Período de defeso do camarão tem início no Litoral Norte de São Paulo
As cidades do Litoral Norte de São Paulo dão início, nesta quarta-feira (28), ao período de defeso do camarão. A medida, que proíbe a pesca de algumas espécies de camarão, se estenderá até o dia 30 de abril. Além do Litoral Norte paulista, outras áreas litorâneas do Sudeste e Sul do país também adotam a restrição, conforme previsto em portaria da União publicada em 2022.
Espécies proibidas e exceções durante o defeso
Durante o período de defeso, não é permitida a captura de camarões das espécies rosa, sete-barbas, branco (Penaeus schmitti), santana (ou vermelho) e barba-ruça. No entanto, a legislação estabelece uma exceção importante: a pesca do camarão-branco (Penaeus subtilis) continua permitida, desde que não seja realizada por meio de arrasto com tração motorizada.

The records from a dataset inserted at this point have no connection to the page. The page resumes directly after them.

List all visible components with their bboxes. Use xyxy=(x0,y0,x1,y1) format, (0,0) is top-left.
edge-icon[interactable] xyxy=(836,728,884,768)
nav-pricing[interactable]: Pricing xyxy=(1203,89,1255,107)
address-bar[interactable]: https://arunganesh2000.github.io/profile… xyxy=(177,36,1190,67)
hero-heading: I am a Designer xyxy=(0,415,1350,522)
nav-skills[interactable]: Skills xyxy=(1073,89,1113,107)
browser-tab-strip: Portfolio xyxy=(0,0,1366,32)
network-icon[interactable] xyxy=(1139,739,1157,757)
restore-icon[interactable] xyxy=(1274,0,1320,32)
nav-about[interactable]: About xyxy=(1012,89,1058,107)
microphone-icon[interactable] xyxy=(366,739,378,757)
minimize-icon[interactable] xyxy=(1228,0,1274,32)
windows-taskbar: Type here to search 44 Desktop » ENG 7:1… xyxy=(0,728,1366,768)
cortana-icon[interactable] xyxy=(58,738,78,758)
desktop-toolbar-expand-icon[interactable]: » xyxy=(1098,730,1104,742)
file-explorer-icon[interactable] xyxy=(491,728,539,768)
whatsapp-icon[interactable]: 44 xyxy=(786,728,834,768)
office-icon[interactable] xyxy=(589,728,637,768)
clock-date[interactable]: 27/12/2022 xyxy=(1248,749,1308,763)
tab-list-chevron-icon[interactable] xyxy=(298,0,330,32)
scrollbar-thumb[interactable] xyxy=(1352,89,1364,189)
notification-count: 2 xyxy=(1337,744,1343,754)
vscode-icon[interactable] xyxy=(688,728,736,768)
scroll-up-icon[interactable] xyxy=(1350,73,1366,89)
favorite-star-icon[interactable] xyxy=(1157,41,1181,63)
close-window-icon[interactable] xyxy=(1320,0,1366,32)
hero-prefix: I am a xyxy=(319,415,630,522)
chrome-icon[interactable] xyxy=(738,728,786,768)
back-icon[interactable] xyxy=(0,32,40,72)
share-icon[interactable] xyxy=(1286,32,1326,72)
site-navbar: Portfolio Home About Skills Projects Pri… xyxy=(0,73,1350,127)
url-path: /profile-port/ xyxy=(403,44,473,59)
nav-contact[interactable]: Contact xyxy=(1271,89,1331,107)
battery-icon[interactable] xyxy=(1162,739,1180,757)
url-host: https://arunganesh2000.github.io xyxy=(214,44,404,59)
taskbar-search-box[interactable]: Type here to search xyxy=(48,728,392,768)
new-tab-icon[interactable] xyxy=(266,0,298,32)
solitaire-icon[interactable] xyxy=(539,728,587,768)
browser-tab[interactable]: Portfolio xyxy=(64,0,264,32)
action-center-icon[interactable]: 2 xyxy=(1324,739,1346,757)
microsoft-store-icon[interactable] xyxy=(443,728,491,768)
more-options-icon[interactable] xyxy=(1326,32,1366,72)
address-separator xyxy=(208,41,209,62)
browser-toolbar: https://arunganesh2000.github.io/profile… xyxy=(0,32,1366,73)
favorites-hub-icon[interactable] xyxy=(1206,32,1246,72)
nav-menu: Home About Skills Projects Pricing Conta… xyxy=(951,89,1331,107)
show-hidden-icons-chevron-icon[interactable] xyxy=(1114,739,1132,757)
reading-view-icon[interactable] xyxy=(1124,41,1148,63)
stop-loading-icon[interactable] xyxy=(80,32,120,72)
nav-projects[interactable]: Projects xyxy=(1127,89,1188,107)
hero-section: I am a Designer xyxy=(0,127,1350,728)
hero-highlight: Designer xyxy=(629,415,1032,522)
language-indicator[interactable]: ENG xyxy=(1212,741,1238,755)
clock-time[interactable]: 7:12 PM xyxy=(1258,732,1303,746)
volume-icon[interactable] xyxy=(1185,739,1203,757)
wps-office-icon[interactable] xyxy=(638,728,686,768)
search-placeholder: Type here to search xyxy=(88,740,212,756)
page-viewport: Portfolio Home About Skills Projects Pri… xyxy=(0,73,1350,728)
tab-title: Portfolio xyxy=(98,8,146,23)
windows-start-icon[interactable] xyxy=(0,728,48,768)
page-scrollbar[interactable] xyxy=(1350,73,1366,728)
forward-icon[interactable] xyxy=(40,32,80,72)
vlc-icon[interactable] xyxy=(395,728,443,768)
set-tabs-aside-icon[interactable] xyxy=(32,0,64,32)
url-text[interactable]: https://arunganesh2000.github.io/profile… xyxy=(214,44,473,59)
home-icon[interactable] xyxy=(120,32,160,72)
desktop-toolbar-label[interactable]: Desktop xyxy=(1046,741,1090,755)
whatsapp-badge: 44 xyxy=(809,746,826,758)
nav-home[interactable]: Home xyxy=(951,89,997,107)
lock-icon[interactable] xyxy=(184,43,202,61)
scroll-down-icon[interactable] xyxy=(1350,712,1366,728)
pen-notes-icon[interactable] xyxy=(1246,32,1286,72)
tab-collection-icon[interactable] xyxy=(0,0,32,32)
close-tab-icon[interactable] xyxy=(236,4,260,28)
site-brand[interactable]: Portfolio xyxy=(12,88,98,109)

Essa restrição tem como objetivo principal proteger os animais durante a fase de reprodução, garantindo assim a renovação dos estoques naturais e a sustentabilidade da atividade pesqueira a longo prazo.
Orientações para pescadores e comerciantes
Para os camarões capturados antes do início do período de defeso, o desembarque pode ser feito até esta sexta-feira (30). Já os estoques existentes devem ser declarados até o quinto dia útil após o começo da proibição por pessoas físicas ou jurídicas que armazenam, transportam, processam ou comercializam o produto.
Órgãos ambientais reforçam que pescadores, comerciantes e consumidores devem respeitar rigorosamente as normas durante o defeso. A orientação é que a população compre camarões apenas de estabelecimentos regularizados, como forma de colaborar com a preservação ambiental e com a pesca responsável.
Importância do defeso para o equilíbrio marinho
Segundo o Ibama, o chamado período de defeso é uma pausa temporária na pesca, determinada por órgãos ambientais, para permitir que as espécies se reproduzam sem interferência. Essa medida contribui significativamente para o equilíbrio dos ecossistemas marinhos e para a sustentabilidade da atividade pesqueira, assegurando a continuidade dos recursos para as futuras gerações.
A implementação do defeso reflete um compromisso com a conservação marinha e a gestão responsável dos recursos pesqueiros, alinhando-se às políticas ambientais nacionais e regionais.